Being the Master of (N)one
The term 'jack of all trades' was coined to describe Shakespeare, a playwright who was skilled at managing all aspects of theatre production from direction to set design to costumes. Then how did a phrase linked to one of the greatest writers of all time come to have so many negative connotations?
We tend to see the world through narrow lens, disregarding diversification. Thus, when we see someone having a knack for a particular skill, we tend to force them to go down that path to become better. It may look like specialising on one particular skill is a sure-shot way to having a head start, so, spending time on any other alternative is deemed undesirable.
This demand for hyper specialisation has made it difficult for any integration of the left and right side of our brains. By chasing competency in one field, we are forced into short-sightedness. As a result, we may think we are bad at other things when in reality, we were so focused on one thing that we didn't invest time in developing others.
In the world of sports, however, research shows that while engaging in strict practice causes athletes to reach their peak relatively early, the future looks bleak. Those who sample multiple sports in their early days and delay specialisation go on to become better than the athletes who specialised early. This is because diversification allows a child to develop a variety of motor skills that are transferable between sports, reduces the likelihood of burnout, and helps to become passionate.
The patterns ring true in the case of learning musical instruments as well as a multitude of other creative pursuits.

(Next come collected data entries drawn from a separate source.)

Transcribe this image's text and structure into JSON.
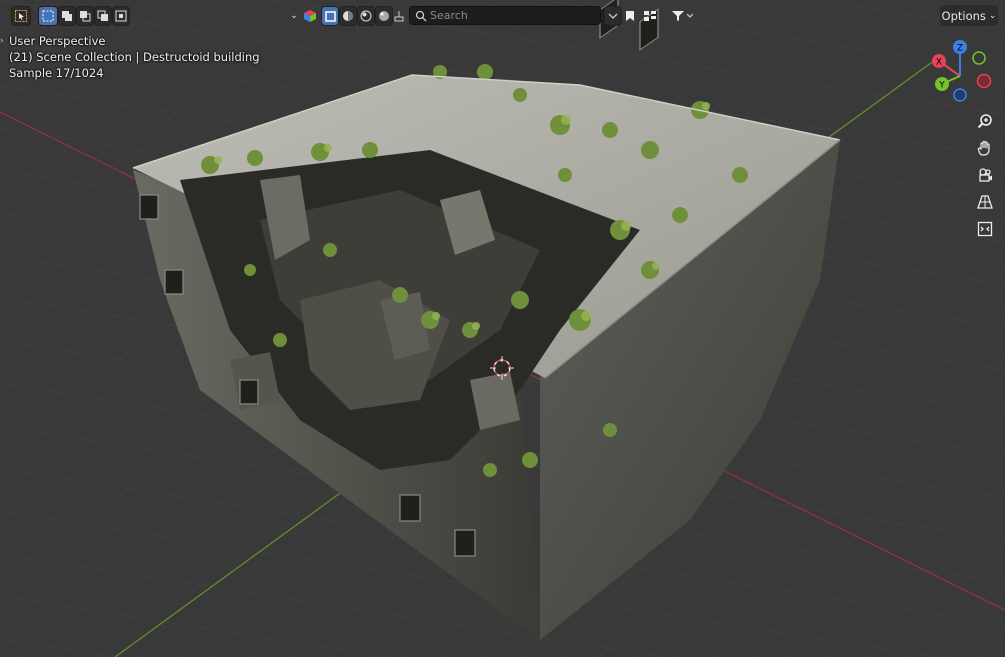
{
  "header": {
    "search_placeholder": "Search",
    "options_label": "Options"
  },
  "overlay": {
    "view_name": "User Perspective",
    "collection_line": "(21) Scene Collection | Destructoid building",
    "sample_line": "Sample 17/1024"
  },
  "gizmo": {
    "x_label": "X",
    "y_label": "Y",
    "z_label": "Z",
    "x_color": "#e34456",
    "y_color": "#75c22c",
    "z_color": "#3b82e6"
  },
  "colors": {
    "viewport_bg": "#3a3a3a",
    "grid_line": "#454545",
    "x_axis": "#9a3a45",
    "y_axis": "#6a9a34",
    "accent": "#4772b3"
  },
  "icons": {
    "select_tool": "cursor-select-icon",
    "viewport_shading": [
      "solid-shading-icon",
      "material-shading-icon",
      "rendered-shading-icon"
    ],
    "filter": "filter-icon"
  }
}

If you look closely enough, education is no different. In a culture where we are shunned if we have no idea about what we ought to study or do with our lives, we are made to believe that a focused path is likely to bring us success. While those with a career-focused education are likely to get hired quickly because of their expertise and become well paid in the short run i.e. the dream reserved for all Bangladeshi kids, they are also less likely to be adaptable to changing work conditions and the world at large. Flexibility is the biggest advantage to being the jack of all trades, which means we can fill many roles and make observations, specialists often cannot.
What we often fail to recognise is that early specialisation makes poor choices more likely, especially for impressionable teenagers. Here is where well-rounded, holistic education systems get it right. The case for liberal arts education is the belief that a jack of all trades is indeed better than a master of one.
The misguided notion that a 'master of none' is a bad thing has us chasing after specialisation when so many of us do not wish to be pigeonholed. Instead of picking one field and restricting ourselves to certain skillsets, exploring a variety of fields is the key to self-discovery. After all, the entire saying actually says, "a jack of all trades is a master of none, but oftentimes better than a master of one."
1. Forbes (May 13, 2021). Why Being A Jack Of All Trades Is Essential For Success.
2. NSCA (December 2013). Early Sport Specialization Versus Diversification in Youth Athletes.
3. TEDx Manchester (April 2, 2020). How Falling Behind Can Get You Ahead.